6) What are your upcoming shop upgrades?
Just finished upgrading the dust system, so some refinements will still be required, and more power (electrical) is becoming quite desperate. Better storage is probably the next major upgrade, and some more benches for the benchtop power tools (sanders, sharpeners etc) I have a vent to add to the roof (try to get some of the heat out)
I don’t think the shed is ever finished – there are always more refinements needed!
7) What tools do you wish you’d found sooner?
Not so much found sooner, but wish I could have afforded sooner! My new tablesaw, the cast iron router table I am currently building, and hand tools – the woodworking journey is so much more important than the finished products.
8) What power tool is the most overrated and/or over hyped?
Not having owned, or even used one to be able to say if it is overrated/hyped, but the Festool Dominio has a fanatical following. I’d love one :) Think the one thing that definitely fits here is lasers. Lasers added to everything! In some cases they are a god-send, and I’m not referring to those applications.

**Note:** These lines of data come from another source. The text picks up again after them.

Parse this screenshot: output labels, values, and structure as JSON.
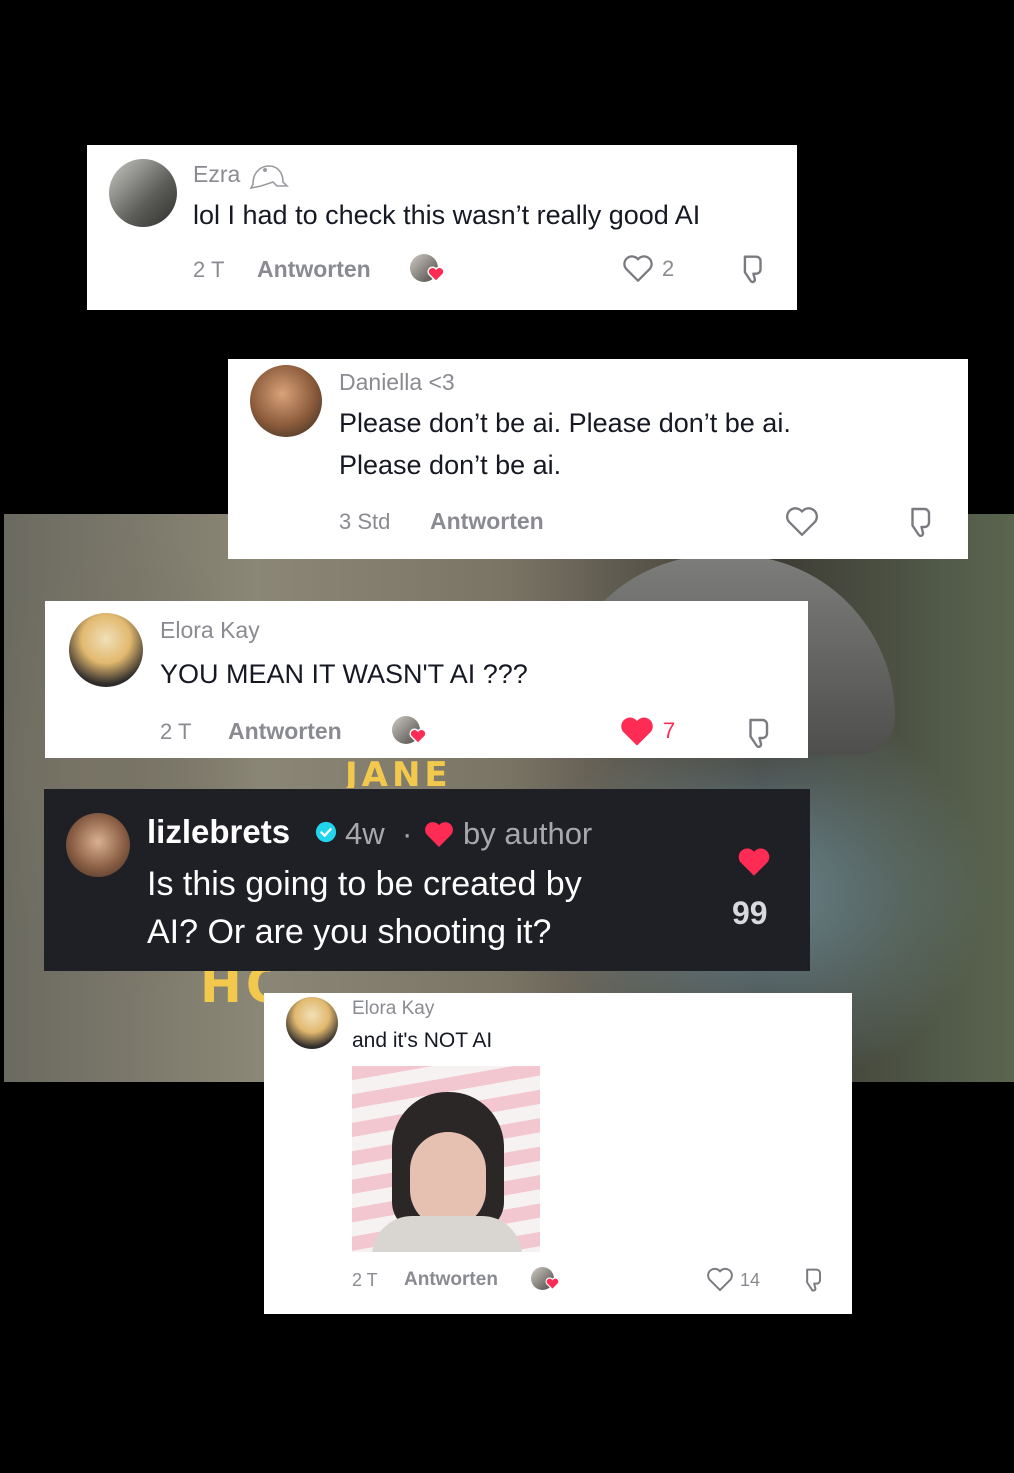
{
  "comments": [
    {
      "name": "Ezra",
      "name_icon": "frog-icon",
      "text": "lol I had to check this wasn’t really good AI",
      "time": "2 T",
      "reply_label": "Antworten",
      "creator_liked": true,
      "likes": "2",
      "liked": false
    },
    {
      "name": "Daniella <3",
      "text_lines": [
        "Please don’t be ai. Please don’t be ai.",
        "Please don’t be ai."
      ],
      "time": "3 Std",
      "reply_label": "Antworten",
      "creator_liked": false,
      "likes": "",
      "liked": false
    },
    {
      "name": "Elora Kay",
      "text": "YOU MEAN IT WASN'T AI ???",
      "time": "2 T",
      "reply_label": "Antworten",
      "creator_liked": true,
      "likes": "7",
      "liked": true
    },
    {
      "name": "lizlebrets",
      "verified": true,
      "age": "4w",
      "separator": "·",
      "creator_tag": "by author",
      "text_lines": [
        "Is this going to be created by",
        "AI? Or are you shooting it?"
      ],
      "likes": "99",
      "liked": true,
      "theme": "dark"
    },
    {
      "name": "Elora Kay",
      "text": "and it's NOT AI",
      "has_image": true,
      "time": "2 T",
      "reply_label": "Antworten",
      "creator_liked": true,
      "likes": "14",
      "liked": false
    }
  ],
  "colors": {
    "heart_red": "#fe2c55",
    "muted_gray": "#8a8b91",
    "text_dark": "#161823",
    "dark_card": "#1f1f26",
    "title_yellow": "#f2c94c"
  }
}
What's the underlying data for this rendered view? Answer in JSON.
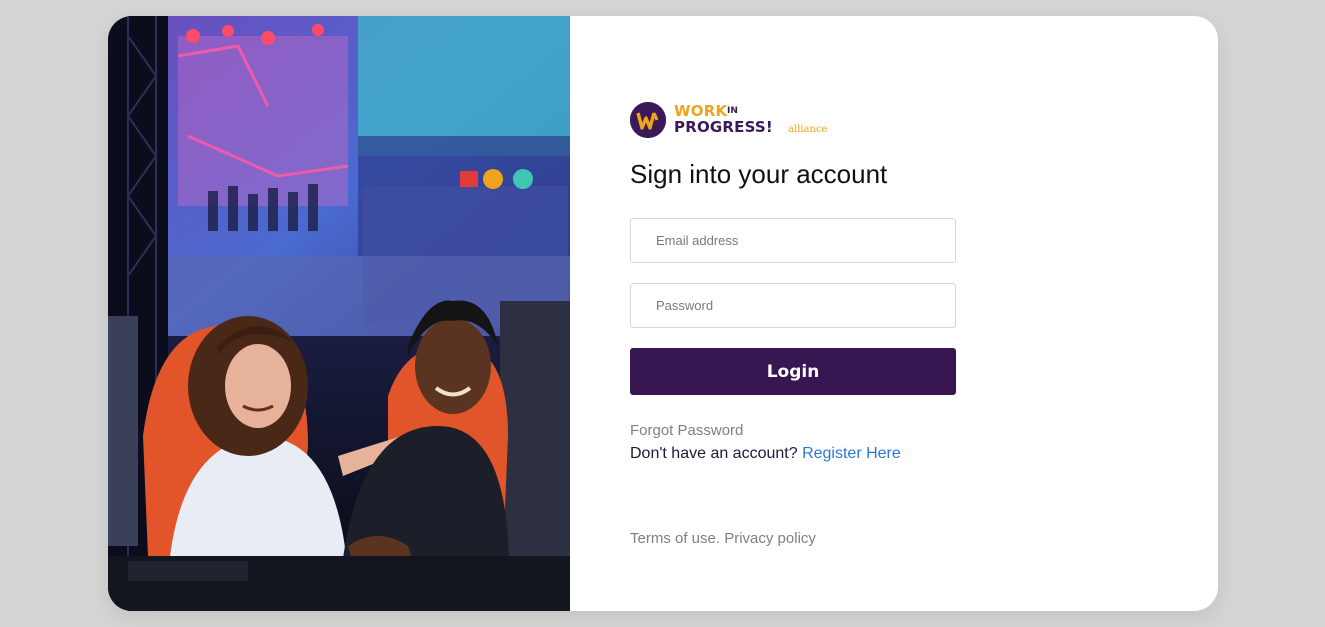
{
  "brand": {
    "logo_letter": "W",
    "logo_line1": "WORK",
    "logo_in": "IN",
    "logo_line2": "PROGRESS!",
    "logo_suffix": "alliance",
    "primary_color": "#371652",
    "accent_color": "#f0a31c"
  },
  "heading": "Sign into your account",
  "form": {
    "email_placeholder": "Email address",
    "password_placeholder": "Password",
    "login_label": "Login"
  },
  "links": {
    "forgot": "Forgot Password",
    "no_account": "Don't have an account?",
    "register": "Register Here",
    "register_color": "#2878d8",
    "terms": "Terms of use.",
    "privacy": "Privacy policy"
  },
  "hero_image": {
    "icon": "gaming-photo"
  }
}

However, when you start adding lasers to bandsaws, jigsaws, scrollsaws then you are just being stupid, and it is everything about marketing, and nothing about good practice.
Oh, and any tool that looks like it should be wielded by a Cylon in Battlestar Galactica. Not meaning to pick on any particular brand, but guys – it is a TOOL, not a fashion accessory.
9) If you could only have 5 tools for all your woodworking for one year what would they be?
HNT Gordon smoothing plane
good set of chisels
Colen Clenton Square
Chris Vesper Marking Knife
Hope that would be enough to really get to the roots of woodworking again. (And if I could add one more, the Triton Superjaws so I could clamp the pieces as I work!)
10) Which woodworker has had the most influence on your woodworking?
Probably my Father and Uncle – Dad who made stuff as we needed it, and my Uncle who made some amazing furniture, and my brother and I a marionette puppet each when I was 9.
Of woodworkers ‘out there’, I’d say that watching and reading DVDs and books by Mark Duginske certainly influenced how I thought of woodworkers, and the ability to take raw stock through to a finished product, rather than relying on commercially produced boards etc.